The political value of those Presidential tears, showing Kikuyu sorrow at the loss of a Luo colleague, evoked first astonishment and then admiration among the photographers and reporters who saw them during the minute or so before they too began to cry. The GSU – never less than totally committed to the task in hand – had countered the threat of unruly behaviour as the cortège approached the cathedral yard with a barrage of tear gas. The crowd had dispersed, but much of the gas had drifted into the cadthedral.

Mboya was buried the following day at his maternal homestead on Rusinga Island, a few hundred metres from the Kenyan shore of Lake Victoria. Thousands queued for a place in the fleet of dugout canoes ferrying mourners across the channel to the island. At the homestead, where Mboya’s body lay in an open coffin under a white canvas shelter, a long line of mourners moved slowly past. Grief was expressed in tears and sobs and in sudden bursts of piercing ullulation that reverberated through the crowds. Where the men gathered, their low voices and serious demeanour hinted that mourning might be followed by retaliatory action. The other senior Luo Parliamentarian, Oginga Odinga, who had resigned as the country’s first Vice-President in 1964 and by 1969 was a vociferous opponent of the Kenyatta Government, stood prominently at the grave-side, dressed in monkey-skin robes and head-dress and holding his clenched fists aloft, with thumbs erect, to cries of ‘dume, dume’ from the crowd. ‘Dume’ means ‘bull’ and is the Luo cry of solidarity.

The scene was set, pundits agreed, for a serious confrontation between the Kikuyu and Luo factions. But where and when would it occur? The answer was not long in coming. Before the last mourners had left Rusinga Island, it was announced that the President would visit Kisumu, the principal town in the Luo region, two days later. The visit might have been construed as a gesture of conciliation – why else would a Kikuyu President choose to visit the Luo region immediately after the death and interment of its most promising son? But, contrary to expectations, the President was going to Kisumu to open a hospital. The hospital, built with Soviet aid, had been completed and brought into service years before, and an invitation for the President to open it had been ignored until now. This was more of a challenge than a conciliatory gesture. The President would travel from Nairobi through the Luo region to Kisumu by road. If the Luo wanted to make trouble, here was their chance to vent their feelings on Jomo Kenyatta himself.

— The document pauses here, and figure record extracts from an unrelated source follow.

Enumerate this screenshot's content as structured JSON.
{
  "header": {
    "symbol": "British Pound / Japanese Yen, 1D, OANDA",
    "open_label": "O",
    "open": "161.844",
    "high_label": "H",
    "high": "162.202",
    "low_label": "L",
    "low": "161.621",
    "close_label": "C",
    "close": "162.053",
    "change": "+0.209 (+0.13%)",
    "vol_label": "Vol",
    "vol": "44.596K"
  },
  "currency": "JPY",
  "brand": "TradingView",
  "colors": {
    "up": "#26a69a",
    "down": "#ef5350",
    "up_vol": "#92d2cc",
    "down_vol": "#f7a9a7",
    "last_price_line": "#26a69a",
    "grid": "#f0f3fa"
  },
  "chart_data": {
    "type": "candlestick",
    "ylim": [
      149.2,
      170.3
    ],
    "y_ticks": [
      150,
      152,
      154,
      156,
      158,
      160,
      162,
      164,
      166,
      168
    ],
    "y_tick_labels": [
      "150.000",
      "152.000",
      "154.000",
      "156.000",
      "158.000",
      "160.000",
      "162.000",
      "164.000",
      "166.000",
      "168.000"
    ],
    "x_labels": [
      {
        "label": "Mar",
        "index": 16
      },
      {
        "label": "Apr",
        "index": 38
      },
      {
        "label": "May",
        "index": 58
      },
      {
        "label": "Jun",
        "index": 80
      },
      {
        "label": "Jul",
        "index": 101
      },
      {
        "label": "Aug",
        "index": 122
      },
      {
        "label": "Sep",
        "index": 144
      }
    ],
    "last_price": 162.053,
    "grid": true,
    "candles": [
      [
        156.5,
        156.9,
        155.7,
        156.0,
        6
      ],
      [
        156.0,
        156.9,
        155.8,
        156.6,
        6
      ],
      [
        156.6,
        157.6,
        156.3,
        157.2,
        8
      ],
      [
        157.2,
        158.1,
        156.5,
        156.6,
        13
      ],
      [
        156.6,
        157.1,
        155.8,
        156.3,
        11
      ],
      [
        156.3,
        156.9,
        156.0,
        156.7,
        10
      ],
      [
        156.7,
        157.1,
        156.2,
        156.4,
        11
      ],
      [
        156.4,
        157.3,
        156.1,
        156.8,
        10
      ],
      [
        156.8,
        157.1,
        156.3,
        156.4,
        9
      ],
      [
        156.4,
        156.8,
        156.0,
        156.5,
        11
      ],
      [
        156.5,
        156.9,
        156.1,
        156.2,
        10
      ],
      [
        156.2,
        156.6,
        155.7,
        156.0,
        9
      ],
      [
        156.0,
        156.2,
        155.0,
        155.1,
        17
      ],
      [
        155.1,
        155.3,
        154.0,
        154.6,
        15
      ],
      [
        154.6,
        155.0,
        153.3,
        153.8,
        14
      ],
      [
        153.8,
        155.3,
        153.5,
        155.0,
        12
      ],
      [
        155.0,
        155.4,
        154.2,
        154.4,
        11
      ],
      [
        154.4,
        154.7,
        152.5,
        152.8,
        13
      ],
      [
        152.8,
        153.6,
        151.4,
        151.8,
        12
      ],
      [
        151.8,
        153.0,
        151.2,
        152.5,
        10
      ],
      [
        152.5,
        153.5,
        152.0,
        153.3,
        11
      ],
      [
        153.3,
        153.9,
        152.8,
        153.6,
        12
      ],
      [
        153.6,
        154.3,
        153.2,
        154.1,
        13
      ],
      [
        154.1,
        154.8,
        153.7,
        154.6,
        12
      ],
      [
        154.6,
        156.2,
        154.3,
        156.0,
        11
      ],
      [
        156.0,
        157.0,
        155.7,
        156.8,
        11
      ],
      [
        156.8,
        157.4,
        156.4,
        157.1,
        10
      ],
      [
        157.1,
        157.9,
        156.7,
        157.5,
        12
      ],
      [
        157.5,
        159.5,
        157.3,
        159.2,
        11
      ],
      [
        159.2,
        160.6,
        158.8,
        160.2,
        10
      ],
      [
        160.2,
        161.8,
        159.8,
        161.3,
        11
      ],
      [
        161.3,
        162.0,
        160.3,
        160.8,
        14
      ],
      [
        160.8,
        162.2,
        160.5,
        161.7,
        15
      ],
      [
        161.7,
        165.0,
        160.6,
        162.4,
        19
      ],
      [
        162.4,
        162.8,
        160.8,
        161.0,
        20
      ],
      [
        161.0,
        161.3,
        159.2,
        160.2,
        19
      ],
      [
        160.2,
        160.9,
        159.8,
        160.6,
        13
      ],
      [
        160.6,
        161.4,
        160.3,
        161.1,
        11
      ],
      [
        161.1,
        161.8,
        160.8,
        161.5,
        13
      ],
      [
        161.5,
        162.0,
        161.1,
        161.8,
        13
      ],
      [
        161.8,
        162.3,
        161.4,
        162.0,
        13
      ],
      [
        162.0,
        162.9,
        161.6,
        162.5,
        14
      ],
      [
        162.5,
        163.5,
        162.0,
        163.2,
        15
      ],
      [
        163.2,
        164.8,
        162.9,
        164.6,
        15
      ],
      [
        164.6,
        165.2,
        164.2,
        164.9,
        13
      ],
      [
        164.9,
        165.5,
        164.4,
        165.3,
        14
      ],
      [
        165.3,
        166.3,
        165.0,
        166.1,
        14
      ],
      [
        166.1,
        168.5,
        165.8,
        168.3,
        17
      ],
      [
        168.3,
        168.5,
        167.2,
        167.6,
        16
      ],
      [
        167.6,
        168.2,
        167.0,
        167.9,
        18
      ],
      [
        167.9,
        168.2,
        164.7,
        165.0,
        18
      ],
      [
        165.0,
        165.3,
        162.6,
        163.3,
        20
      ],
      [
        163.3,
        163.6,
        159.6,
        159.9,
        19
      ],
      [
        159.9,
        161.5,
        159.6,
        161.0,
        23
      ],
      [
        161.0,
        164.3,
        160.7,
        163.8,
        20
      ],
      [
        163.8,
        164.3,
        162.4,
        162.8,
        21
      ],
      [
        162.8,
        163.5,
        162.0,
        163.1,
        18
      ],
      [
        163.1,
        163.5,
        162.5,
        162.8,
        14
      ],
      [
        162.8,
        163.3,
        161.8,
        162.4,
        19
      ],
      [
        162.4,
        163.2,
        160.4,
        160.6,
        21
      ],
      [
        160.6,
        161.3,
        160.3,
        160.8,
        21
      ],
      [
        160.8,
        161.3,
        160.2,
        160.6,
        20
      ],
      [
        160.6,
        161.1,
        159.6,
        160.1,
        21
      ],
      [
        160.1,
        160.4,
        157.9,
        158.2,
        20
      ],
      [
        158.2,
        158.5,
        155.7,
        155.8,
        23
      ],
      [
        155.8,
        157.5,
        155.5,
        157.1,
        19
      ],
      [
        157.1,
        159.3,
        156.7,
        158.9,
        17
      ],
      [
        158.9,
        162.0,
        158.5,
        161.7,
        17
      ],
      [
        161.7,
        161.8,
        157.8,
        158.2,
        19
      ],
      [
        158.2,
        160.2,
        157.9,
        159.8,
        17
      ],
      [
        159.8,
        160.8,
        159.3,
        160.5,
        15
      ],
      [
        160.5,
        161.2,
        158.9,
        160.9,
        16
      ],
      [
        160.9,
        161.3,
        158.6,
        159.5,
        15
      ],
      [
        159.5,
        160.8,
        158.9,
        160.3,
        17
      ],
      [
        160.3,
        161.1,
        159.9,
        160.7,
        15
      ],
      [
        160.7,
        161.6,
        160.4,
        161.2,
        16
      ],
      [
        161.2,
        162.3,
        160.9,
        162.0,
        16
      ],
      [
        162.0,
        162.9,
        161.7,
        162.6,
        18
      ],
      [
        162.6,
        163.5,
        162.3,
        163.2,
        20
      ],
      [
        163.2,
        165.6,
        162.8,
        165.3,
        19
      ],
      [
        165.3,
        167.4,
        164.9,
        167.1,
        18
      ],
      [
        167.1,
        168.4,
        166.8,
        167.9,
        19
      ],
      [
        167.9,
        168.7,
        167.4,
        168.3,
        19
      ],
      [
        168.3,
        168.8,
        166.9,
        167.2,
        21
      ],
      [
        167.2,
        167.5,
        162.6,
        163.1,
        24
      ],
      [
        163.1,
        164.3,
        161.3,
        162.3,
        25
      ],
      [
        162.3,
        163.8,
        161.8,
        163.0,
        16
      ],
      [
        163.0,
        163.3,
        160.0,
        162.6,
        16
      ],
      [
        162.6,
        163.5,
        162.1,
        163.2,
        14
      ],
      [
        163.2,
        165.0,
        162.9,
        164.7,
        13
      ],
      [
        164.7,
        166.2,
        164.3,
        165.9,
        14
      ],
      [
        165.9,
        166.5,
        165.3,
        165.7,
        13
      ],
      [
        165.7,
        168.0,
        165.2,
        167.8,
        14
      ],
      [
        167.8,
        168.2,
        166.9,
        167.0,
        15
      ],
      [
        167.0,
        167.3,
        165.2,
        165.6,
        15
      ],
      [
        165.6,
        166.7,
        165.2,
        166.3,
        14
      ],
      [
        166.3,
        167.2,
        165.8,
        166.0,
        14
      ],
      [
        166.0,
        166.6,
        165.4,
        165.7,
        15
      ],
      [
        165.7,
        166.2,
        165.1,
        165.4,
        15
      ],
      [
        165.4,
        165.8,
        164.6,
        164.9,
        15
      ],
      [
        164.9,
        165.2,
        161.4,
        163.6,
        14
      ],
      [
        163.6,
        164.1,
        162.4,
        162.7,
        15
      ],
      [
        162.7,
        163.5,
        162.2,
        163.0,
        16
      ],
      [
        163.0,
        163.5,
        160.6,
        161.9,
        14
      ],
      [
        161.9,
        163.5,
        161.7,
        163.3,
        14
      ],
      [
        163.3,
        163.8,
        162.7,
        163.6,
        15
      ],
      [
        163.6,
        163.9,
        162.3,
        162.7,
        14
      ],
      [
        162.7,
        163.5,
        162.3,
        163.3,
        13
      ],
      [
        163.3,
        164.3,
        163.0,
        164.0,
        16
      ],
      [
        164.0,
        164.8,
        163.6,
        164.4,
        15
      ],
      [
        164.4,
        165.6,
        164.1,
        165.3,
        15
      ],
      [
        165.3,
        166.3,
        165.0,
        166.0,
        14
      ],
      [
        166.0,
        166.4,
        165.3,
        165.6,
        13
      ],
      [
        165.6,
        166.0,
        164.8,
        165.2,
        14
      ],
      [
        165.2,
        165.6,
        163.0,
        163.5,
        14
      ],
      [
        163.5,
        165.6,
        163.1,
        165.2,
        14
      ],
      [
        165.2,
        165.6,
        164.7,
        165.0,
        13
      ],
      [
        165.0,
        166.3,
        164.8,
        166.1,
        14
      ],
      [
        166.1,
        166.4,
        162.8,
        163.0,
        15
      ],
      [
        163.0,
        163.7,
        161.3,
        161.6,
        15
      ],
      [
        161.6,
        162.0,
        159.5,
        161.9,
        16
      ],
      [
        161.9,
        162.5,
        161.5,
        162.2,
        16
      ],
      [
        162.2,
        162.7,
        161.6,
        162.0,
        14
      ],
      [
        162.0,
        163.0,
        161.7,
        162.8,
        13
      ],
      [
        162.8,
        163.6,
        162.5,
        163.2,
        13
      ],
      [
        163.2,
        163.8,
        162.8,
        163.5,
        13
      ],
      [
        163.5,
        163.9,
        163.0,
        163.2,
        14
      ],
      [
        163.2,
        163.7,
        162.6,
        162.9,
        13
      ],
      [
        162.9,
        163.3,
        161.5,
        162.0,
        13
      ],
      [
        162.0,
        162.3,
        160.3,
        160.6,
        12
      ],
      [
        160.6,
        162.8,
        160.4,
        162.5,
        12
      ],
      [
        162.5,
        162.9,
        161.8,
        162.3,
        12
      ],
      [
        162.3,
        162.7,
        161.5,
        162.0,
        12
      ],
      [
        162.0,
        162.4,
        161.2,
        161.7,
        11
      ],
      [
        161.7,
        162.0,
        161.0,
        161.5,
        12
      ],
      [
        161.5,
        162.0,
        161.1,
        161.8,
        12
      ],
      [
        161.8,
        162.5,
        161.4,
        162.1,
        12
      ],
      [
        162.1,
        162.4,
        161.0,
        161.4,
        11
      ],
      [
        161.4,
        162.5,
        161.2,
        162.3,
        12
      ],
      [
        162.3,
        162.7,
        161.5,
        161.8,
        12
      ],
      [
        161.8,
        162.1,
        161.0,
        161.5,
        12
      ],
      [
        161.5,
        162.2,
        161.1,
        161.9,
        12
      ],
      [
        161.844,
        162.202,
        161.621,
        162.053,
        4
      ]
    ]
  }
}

On the outskirts of Kisumu, a short distance from the crowds which had gathered to greet the President with everything from insulting gestures to bricks, a white officer commanding the GSU forces advised reporters and photographers not to ‘stand around with the crowds when the Old Man arrives. We’re going to clear the roads, and that means going straight for anybody that’s in the way.’ The President’s visit was perfunctory. Bricks were thrown and crowds vented their anger – but almost exclusively on the police and GSU, who responded with tear gas, baton charges and arrests. With the GSU to protect him, the President was never in serious danger, but the gesture was bold nonetheless. And highly successful. In a matter of days incipient tribal animosity was transformed into admiration (if grudging in some quarters) for a powerful leader. The country relaxed and the journalists went home.